Mr Cherry explained: "I do remember thinking 'oh no, what a way to go... I'm not ready to die' and I thought this was it, because nobody survives hippo attacks."
He said he then remembered being sat in shallow water on the bank, but was grabbed again.
"We know subsequently from fellow travellers I was grabbed again and thrown through the air like a rag doll but towards the bank which was the godsend," Mr Cherry told the BBC.
"I remember looking down at my legs thinking 'that's not good'. There was bits of flesh sticking out of my torn shorts and blood over my abdomen."
He added: "I was in its jaws and I didn't see it once - we have eye witness accounts of that happening - but I was never conscious of that."
He said he remembered his wife calling for him and "friendly arms" dragging him before he was put on a motor boat and taken back to camp.
Shirley Cherry said she had managed to swim to the riverbank, meaning the hippo went for her husband.
"I did see him surface and I think he took a gulp, and then I thought I saw him being thrown in the air," she said.
"The hippo could have attacked any one of us and I can't help feeling if the hippo had... if it had been me, I wouldn't be here now, so I think Roland took one for the team."
Mr Cherry suffered a 10-inch (25cm) wound to his abdomen, plus a thigh injury and dislocated shoulder.
Hospital staff in Johannesburg, South Africa, told him if the wounds had been slightly deeper he may not have survived.

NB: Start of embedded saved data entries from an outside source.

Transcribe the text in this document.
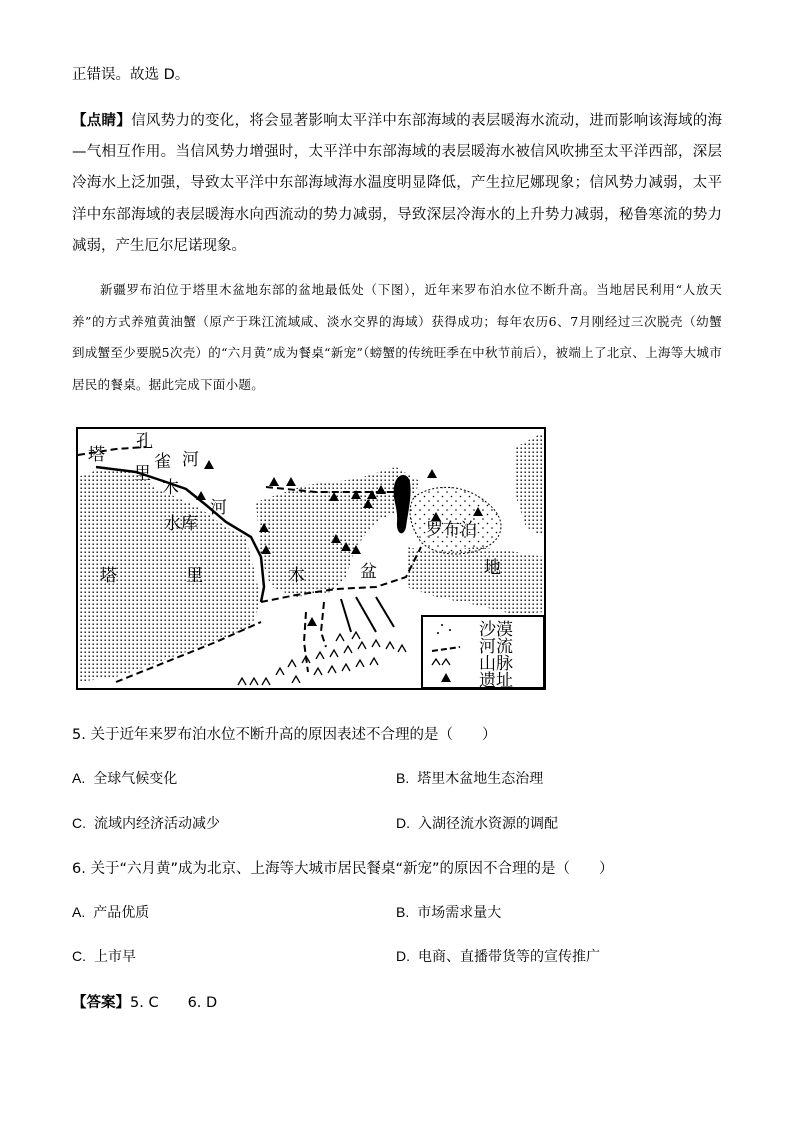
正错误。故选 D。
【点睛】信风势力的变化，将会显著影响太平洋中东部海域的表层暖海水流动，进而影响该海域的海—气相互作用。当信风势力增强时，太平洋中东部海域的表层暖海水被信风吹拂至太平洋西部，深层冷海水上泛加强，导致太平洋中东部海域海水温度明显降低，产生拉尼娜现象；信风势力减弱，太平洋中东部海域的表层暖海水向西流动的势力减弱，导致深层冷海水的上升势力减弱，秘鲁寒流的势力减弱，产生厄尔尼诺现象。
新疆罗布泊位于塔里木盆地东部的盆地最低处（下图），近年来罗布泊水位不断升高。当地居民利用“人放天养”的方式养殖黄油蟹（原产于珠江流域咸、淡水交界的海域）获得成功；每年农历6、7月刚经过三次脱壳（幼蟹到成蟹至少要脱5次壳）的“六月黄”成为餐桌“新宠”（螃蟹的传统旺季在中秋节前后），被端上了北京、上海等大城市居民的餐桌。据此完成下面小题。
塔
孔
雀 河
里
木
河
水库
塔	里	木	盆	地
罗布泊
沙漠
河流
山脉
遗址
5. 关于近年来罗布泊水位不断升高的原因表述不合理的是（　　）
A. 全球气候变化	B. 塔里木盆地生态治理
C. 流域内经济活动减少	D. 入湖径流水资源的调配
6. 关于“六月黄”成为北京、上海等大城市居民餐桌“新宠”的原因不合理的是（　　）
A. 产品优质	B. 市场需求量大
C. 上市早	D. 电商、直播带货等的宣传推广
【答案】5. C　　6. D
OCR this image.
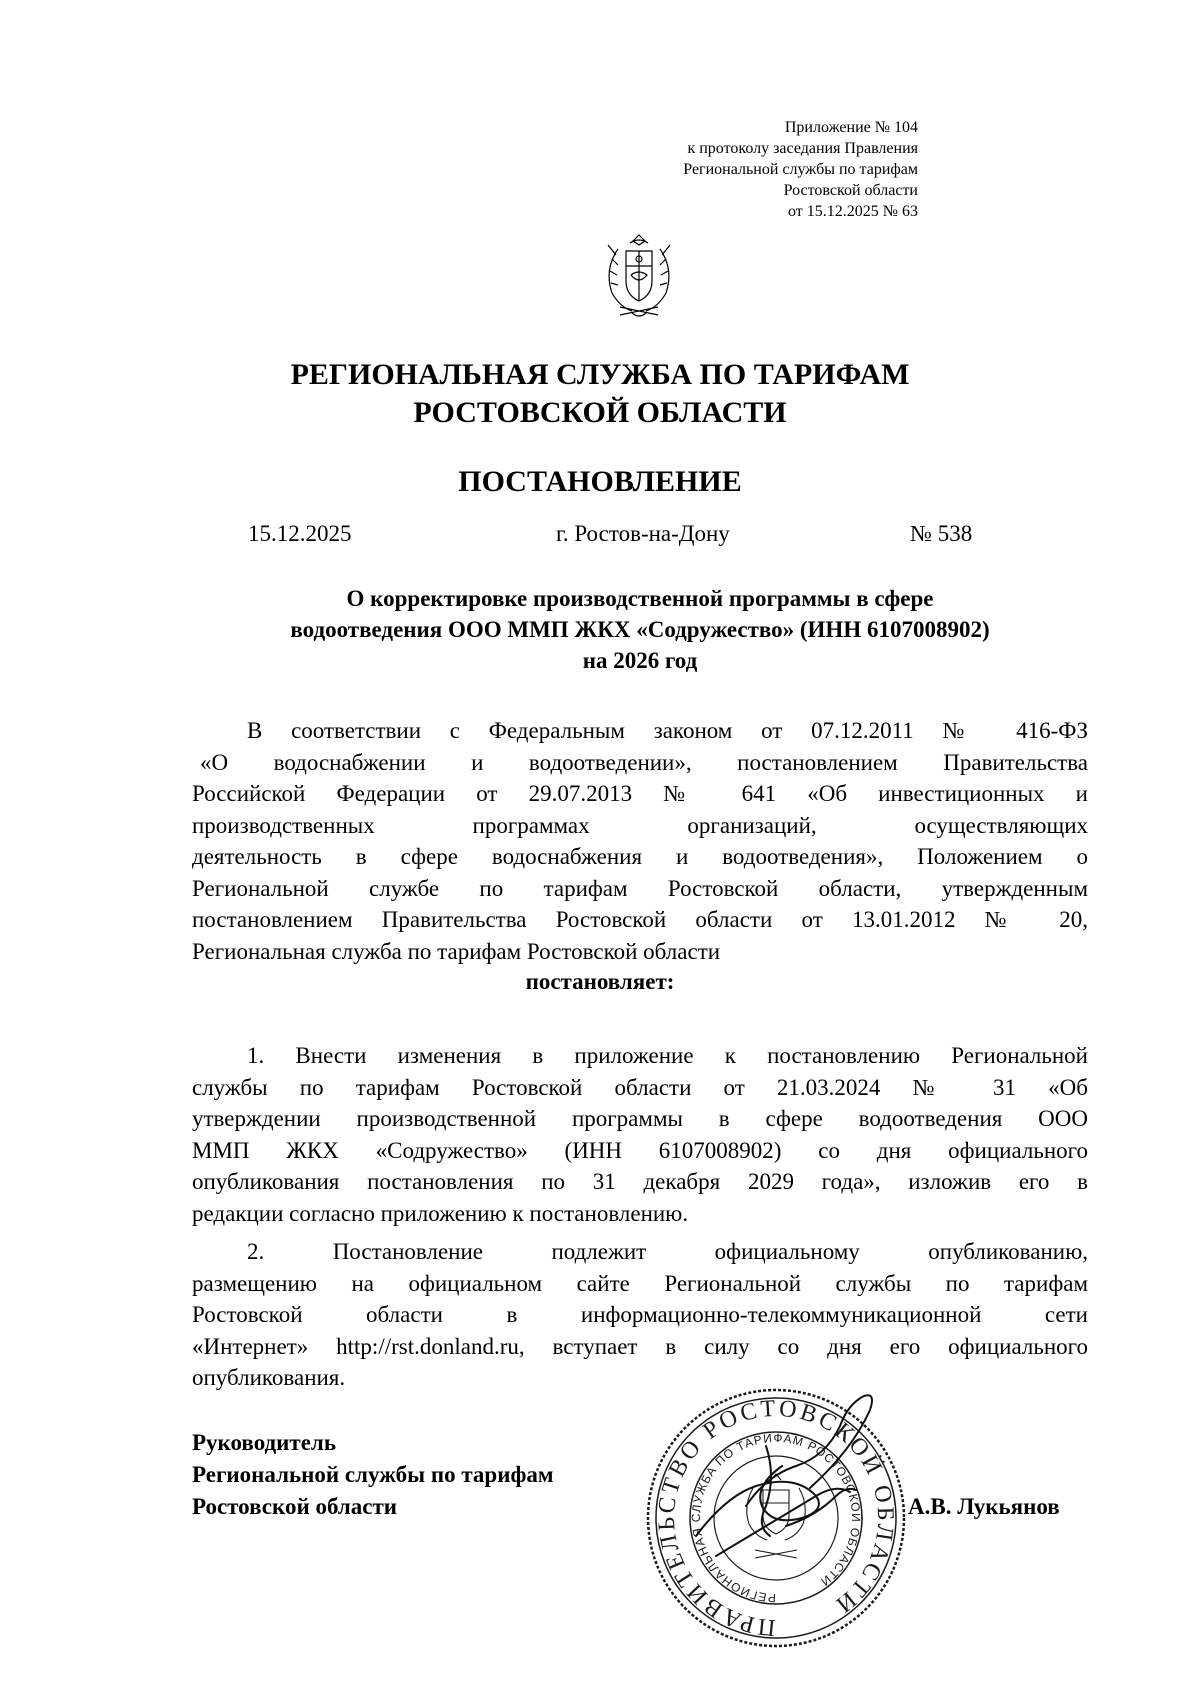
Приложение № 104
к протоколу заседания Правления
Региональной службы по тарифам
Ростовской области
от 15.12.2025 № 63
РЕГИОНАЛЬНАЯ СЛУЖБА ПО ТАРИФАМ
РОСТОВСКОЙ ОБЛАСТИ
ПОСТАНОВЛЕНИЕ
15.12.2025	г. Ростов-на-Дону	№ 538
О корректировке производственной программы в сфере
водоотведения ООО ММП ЖКХ «Содружество» (ИНН 6107008902)
на 2026 год
В соответствии с Федеральным законом от 07.12.2011 № 416-ФЗ
«О водоснабжении и водоотведении», постановлением Правительства
Российской Федерации от 29.07.2013 № 641 «Об инвестиционных и
производственных программах организаций, осуществляющих
деятельность в сфере водоснабжения и водоотведения», Положением о
Региональной службе по тарифам Ростовской области, утвержденным
постановлением Правительства Ростовской области от 13.01.2012 № 20,
Региональная служба по тарифам Ростовской области
постановляет:
1. Внести изменения в приложение к постановлению Региональной
службы по тарифам Ростовской области от 21.03.2024 № 31 «Об
утверждении производственной программы в сфере водоотведения ООО
ММП ЖКХ «Содружество» (ИНН 6107008902) со дня официального
опубликования постановления по 31 декабря 2029 года», изложив его в
редакции согласно приложению к постановлению.
2. Постановление подлежит официальному опубликованию,
размещению на официальном сайте Региональной службы по тарифам
Ростовской области в информационно-телекоммуникационной сети
«Интернет» http://rst.donland.ru, вступает в силу со дня его официального
опубликования.
Руководитель
Региональной службы по тарифам
Ростовской области
ПРАВИТЕЛЬСТВО РОСТОВСКОЙ ОБЛАСТИ
РЕГИОНАЛЬНАЯ СЛУЖБА ПО ТАРИФАМ РОСТОВСКОЙ ОБЛАСТИ
А.В. Лукьянов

Nurses also told him they had never met a survivor of a hippo attack as most were usually fatal.
Mr Cherry said he had had seven operations across a period of more than two weeks, but he felt his earliest treatment by Mtendere Mission Hospital near to where the attack happened had saved his life.
He is now raising money for the hospital through a Just Giving page.
"I'm forever in their debt which is why I'm raising money to try and see what I can give back," he said.
"They've given me an awful lot - a second chance at life and I need to give back to them."
He said he appreciated the group had been in the hippo's natural habitat and subsequently had learnt his attacker was a protective female with a calf.
"We were there to see the natural world and we wanted to see, but I didn't want to see that close up," he said.